Prometheus Re-bound: Supreme Court Reverses in Mayo v. Prometheus Labs
In a much anticipated decision, a unanimous Supreme Court today reversed the ruling of the Federal Circuit Court of Appeals, and held that Prometheus’ process is not patent eligible. Mayo Collaborative Servs. v. Prometheus Labs., Inc., No. 2008-1403, slip. op. (Fed. Cir. Dec. 17, 2010), rev’d, 566 U.S. __ (2012).
Mayo purchased and used medical diagnostic tests based on Prometheus Labs’ patents, but later sold and marketed its own diagnostic test. Prometheus Labs brought suit, asserting that Mayo’s test kits infringed its patents.
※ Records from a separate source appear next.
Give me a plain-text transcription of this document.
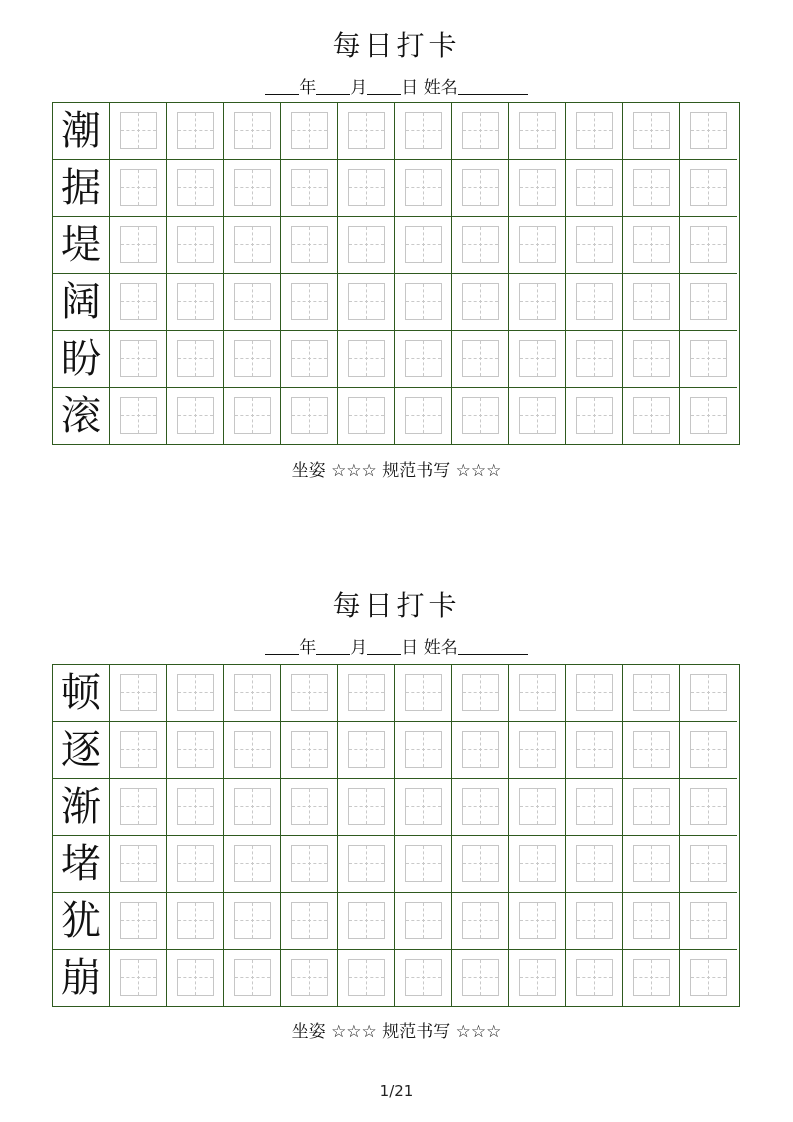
每日打卡
年 月 日 姓名
潮
据
堤
阔
盼
滚
坐姿 ☆☆☆ 规范书写 ☆☆☆
每日打卡
年 月 日 姓名
顿
逐
渐
堵
犹
崩
坐姿 ☆☆☆ 规范书写 ☆☆☆
1/21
The District Court found that while the test kit infringed Prometheus Labs’ patents, the court granted summary judgment that the processes claimed by the patents were not patentable subject matter under 35 U.S.C. § 101, because they claimed natural laws or natural phenomena, specifically, the correlations between thiopurine metabolite levels and the toxicity and efficacy of thiopurine drugs. On appeal, the Federal Circuit reversed, finding the processes to be patent eligible under its “machine or transformation test.” The case was remanded by the Supreme Court for reconsideration in light of Bilski v. Kappos, 561 U.S. __, slip. op. (2010), which sought to clarify the jurisprudence surrounding the “machine or transformation test,” and holding that the latter is not a definitive test of patent eligibility.
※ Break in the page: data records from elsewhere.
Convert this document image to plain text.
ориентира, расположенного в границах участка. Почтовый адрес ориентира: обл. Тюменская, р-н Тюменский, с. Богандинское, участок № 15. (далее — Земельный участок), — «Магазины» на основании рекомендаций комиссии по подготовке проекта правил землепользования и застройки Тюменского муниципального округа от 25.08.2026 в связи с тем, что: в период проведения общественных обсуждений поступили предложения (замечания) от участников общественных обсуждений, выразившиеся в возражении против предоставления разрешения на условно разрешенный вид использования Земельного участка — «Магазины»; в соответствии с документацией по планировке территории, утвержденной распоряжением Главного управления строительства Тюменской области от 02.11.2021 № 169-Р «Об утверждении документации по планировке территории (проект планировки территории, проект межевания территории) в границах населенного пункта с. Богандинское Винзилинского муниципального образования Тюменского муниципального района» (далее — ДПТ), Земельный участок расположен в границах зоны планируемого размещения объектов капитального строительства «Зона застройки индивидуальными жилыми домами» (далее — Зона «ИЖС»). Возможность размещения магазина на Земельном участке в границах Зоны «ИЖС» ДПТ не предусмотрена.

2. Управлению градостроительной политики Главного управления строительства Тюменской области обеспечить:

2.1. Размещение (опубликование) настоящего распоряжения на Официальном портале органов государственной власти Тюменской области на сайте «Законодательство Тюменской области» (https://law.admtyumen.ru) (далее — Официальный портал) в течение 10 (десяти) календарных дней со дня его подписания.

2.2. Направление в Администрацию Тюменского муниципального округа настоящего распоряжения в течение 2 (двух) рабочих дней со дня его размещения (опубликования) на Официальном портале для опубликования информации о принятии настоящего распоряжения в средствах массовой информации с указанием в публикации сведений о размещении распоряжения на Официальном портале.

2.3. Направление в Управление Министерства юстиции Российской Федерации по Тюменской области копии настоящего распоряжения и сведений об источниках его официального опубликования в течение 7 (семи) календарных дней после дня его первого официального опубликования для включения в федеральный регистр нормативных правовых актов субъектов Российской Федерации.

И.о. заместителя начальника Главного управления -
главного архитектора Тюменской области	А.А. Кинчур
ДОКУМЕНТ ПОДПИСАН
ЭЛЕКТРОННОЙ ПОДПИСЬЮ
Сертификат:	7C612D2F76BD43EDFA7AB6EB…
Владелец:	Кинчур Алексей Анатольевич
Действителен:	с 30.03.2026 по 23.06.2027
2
In Mayo, the Supreme Court held that the claimed processes have not transformed unpatentable natural laws into patentable applications. As a result, the processes are not patentable and therefore, the claims are invalid. In reaching its decision, the Court looked at the controlling precedents of Parker v. Flook, 437 U.S. 584 (1978) and Diamond v. Diehr, 450 U.S. 175 (1981). In both cases, the Court pointed out that a basic mathematical equation, like a law of nature, was not patentable. In Diehr, the Court held that the process was patent eligible because “of the way the additional steps of the process integrated the equation into the process as a whole.” Mayo, slip op. at 11-12. The process did not suggest that all the steps or a combination of those steps were obvious, already in use or conventional. Id. at 12. In Flook, the process was held not patentable because the claimed process only provided ‘an unpatentable formula for computing an updated alarm limit.’ Id. at 12. The Court then examined the instructions for those who administer doses of thiopure drugs and concluded that the instructions add “nothing specific to the laws of nature other than that is well-understood, routine, conventional activity, previously engaged in by those in the field.” Id. at 13.
Additionally, the Court also looked at other cases, Neilson v. Harford, Webster’s Patent Cases 295, 371 (1841), Bilski v. Kappos, and Gottschalk v. Benson, 409 U.S. 63 (1972), to support its position that appending conventional steps to laws of nature, natural phenomena and abstract ideas does not makes those laws, phenomena and ideas patentable. The Court continued to emphasize its concern that “patent law not inhibit further discovery by improperly tying up the future use of laws of nature.” Mayo, slip op. at 16. Notwithstanding, Prometheus Labs’ arguments to the contrary, the Court declined to change its conclusion that the claimed processes are not patentable. Here, the Court emphasized that its concern relates to “how much future innovation is foreclosed relative to the contribution of the inventor” and noted that “even a narrow law of nature [ ] can inhibit future research.” Id. at 20.
This decision undoubtedly will ripple across many industries, as patent practitioners attempt to apply the holding of the case.